Geçmişte sosyal medyada adından sıkça söz ettiren ve yasa dışı bahis soruşturması sonrası kısa süreli tutuklanıp serbest bırakılan Kerimcan Durmaz, bu kez Bakü'deki Haydar Aliyev Şehitliği ziyareti sırasında yaşadığı bir olayla yeniden gündemde. Azerbaycan’a gerçekleştirdiği kültürel ziyaret kapsamında şehitliği ziyaret etmek isteyen Durmaz, pembe mini şortlu kıyafeti nedeniyle güvenlik görevlileri tarafından içeri alınmadı.
Ziyaretin gerçekleştiği sırada çekilen cep telefonu görüntülerine yansıyan diyaloglar, olayın kısa sürede sosyal medyada yayılmasına neden oldu. Görüntülerde güvenlik görevlisinin “Kıyafetiniz uygun değil” uyarısı üzerine, Kerimcan Durmaz'ın şaşkınlıkla, “Aa neden giremiyoruz, sizden icazet alalım, kimi arayalım?” şeklindeki sözleri yer alıyor. Görevli ise resmi kıyafet kurallarını hatırlatarak şehitliğe girişe izin vermedi.
Azerbaycan'da Şehitlik Alanlarında Kıyafet Hassasiyeti
Durmaz’ın yaşadığı bu olay, Azerbaycan’daki şehitlik ve dini alanlara yönelik toplumsal hassasiyetleri yeniden gündeme taşıdı. Resmi bir kıyafet yönetmeliği bulunmamasına rağmen, yerel gelenekler ve milli değerlere olan saygı gereği, bu gibi alanlara ziyaretlerde omuzları ve dizleri örten sade kıyafetlerin tercih edilmesi bekleniyor.

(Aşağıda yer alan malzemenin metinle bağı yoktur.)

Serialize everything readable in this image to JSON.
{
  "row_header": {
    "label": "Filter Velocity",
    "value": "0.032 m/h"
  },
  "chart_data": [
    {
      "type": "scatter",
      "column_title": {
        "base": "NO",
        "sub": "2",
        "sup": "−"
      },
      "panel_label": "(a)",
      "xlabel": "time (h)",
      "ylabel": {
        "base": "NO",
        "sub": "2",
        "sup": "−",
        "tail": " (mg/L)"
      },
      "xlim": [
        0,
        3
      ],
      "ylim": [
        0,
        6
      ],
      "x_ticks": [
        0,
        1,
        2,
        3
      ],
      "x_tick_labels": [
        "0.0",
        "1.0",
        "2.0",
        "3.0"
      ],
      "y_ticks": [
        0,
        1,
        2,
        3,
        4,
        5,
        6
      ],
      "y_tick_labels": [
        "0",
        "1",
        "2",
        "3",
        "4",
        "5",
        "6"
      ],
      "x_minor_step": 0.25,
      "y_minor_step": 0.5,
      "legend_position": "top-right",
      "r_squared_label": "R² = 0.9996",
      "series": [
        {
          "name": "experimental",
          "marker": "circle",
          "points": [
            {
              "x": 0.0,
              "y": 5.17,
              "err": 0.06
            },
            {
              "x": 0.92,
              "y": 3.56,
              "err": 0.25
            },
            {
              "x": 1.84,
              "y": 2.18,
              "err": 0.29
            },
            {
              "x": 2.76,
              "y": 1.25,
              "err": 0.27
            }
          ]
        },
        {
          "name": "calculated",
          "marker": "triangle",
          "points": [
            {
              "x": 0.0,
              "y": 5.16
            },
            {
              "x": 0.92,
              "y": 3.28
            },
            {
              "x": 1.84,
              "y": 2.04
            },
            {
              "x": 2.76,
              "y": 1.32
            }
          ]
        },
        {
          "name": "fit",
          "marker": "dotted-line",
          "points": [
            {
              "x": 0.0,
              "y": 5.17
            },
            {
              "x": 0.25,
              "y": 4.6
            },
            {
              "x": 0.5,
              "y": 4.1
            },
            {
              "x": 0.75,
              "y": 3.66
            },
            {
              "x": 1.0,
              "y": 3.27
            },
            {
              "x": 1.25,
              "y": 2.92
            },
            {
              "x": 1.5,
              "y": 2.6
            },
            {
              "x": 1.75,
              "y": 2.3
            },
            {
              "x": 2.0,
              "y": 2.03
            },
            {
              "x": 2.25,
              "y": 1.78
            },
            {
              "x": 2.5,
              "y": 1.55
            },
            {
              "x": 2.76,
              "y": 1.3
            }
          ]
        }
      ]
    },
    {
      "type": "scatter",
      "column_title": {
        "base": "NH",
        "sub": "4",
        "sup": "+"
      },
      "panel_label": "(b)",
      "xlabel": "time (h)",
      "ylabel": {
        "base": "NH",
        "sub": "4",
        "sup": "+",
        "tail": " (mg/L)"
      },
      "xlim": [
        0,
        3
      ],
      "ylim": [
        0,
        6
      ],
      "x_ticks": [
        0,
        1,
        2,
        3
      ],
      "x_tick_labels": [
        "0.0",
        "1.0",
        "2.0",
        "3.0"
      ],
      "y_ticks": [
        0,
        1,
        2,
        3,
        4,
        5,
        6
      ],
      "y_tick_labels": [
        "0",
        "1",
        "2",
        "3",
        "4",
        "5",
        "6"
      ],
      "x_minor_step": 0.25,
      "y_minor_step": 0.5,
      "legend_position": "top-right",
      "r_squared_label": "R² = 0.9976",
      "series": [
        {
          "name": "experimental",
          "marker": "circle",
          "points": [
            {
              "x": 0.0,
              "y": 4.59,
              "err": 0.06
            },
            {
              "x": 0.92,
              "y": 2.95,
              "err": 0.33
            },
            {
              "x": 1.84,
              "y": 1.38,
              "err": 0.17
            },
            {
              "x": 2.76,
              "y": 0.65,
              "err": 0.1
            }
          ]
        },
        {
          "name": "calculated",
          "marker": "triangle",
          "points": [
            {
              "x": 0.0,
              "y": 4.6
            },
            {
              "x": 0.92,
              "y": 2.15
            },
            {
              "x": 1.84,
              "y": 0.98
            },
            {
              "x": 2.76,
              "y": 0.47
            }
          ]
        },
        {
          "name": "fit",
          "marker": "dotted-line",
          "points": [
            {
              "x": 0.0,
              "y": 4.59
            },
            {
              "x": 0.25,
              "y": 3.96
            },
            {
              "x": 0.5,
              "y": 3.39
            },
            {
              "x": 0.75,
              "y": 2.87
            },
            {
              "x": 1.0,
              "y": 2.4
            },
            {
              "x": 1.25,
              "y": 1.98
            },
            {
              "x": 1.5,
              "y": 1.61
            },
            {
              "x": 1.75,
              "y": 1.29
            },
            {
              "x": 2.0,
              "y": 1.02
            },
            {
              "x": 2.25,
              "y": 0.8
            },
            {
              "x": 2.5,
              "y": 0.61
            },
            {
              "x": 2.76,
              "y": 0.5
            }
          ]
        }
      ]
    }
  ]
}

Azerbaycan halkı, şehitlikleri sadece tarihî değil, aynı zamanda ulusal onurun ve bağımsızlık mücadelesinin simgesi olarak görüyor. Bu nedenle yapılan ziyaretlerde, kültürel değerlere uygunluk büyük önem taşıyor. Kerimcan Durmaz’ın tercih ettiği kıyafet, bu bağlamda uygun bulunmadı ve olay, halk arasında saygı sınırlarının ne olması gerektiği yönünde hararetli tartışmalara yol açtı.
Tepkiler Büyüyor: “Milli Değerlere Saygı Göstermek Şart”
Sosyal medya kullanıcılarının büyük bir kısmı, güvenlik görevlisinin tutumunu destekledi. Yorumların çoğunda, “Her toprak, kendi değerlerini korur”, “Şehitlik saygı ister” ve “Kıyafet özgürlüğü başka, milli alanlara saygı başka” gibi ifadeler öne çıktı.
Azerbaycanlı yetkililerden resmi bir açıklama gelmese de, kamuoyunun bu tür kutsal mekânlarda ahlaki ve kültürel duyarlılık beklentisi bir kez daha güçlü bir şekilde ortaya konmuş oldu. Bu olay, aynı zamanda Türkiye’de de millî ve manevi değerlere sahip çıkma bilincini hatırlatan bir gündem maddesine dönüştü.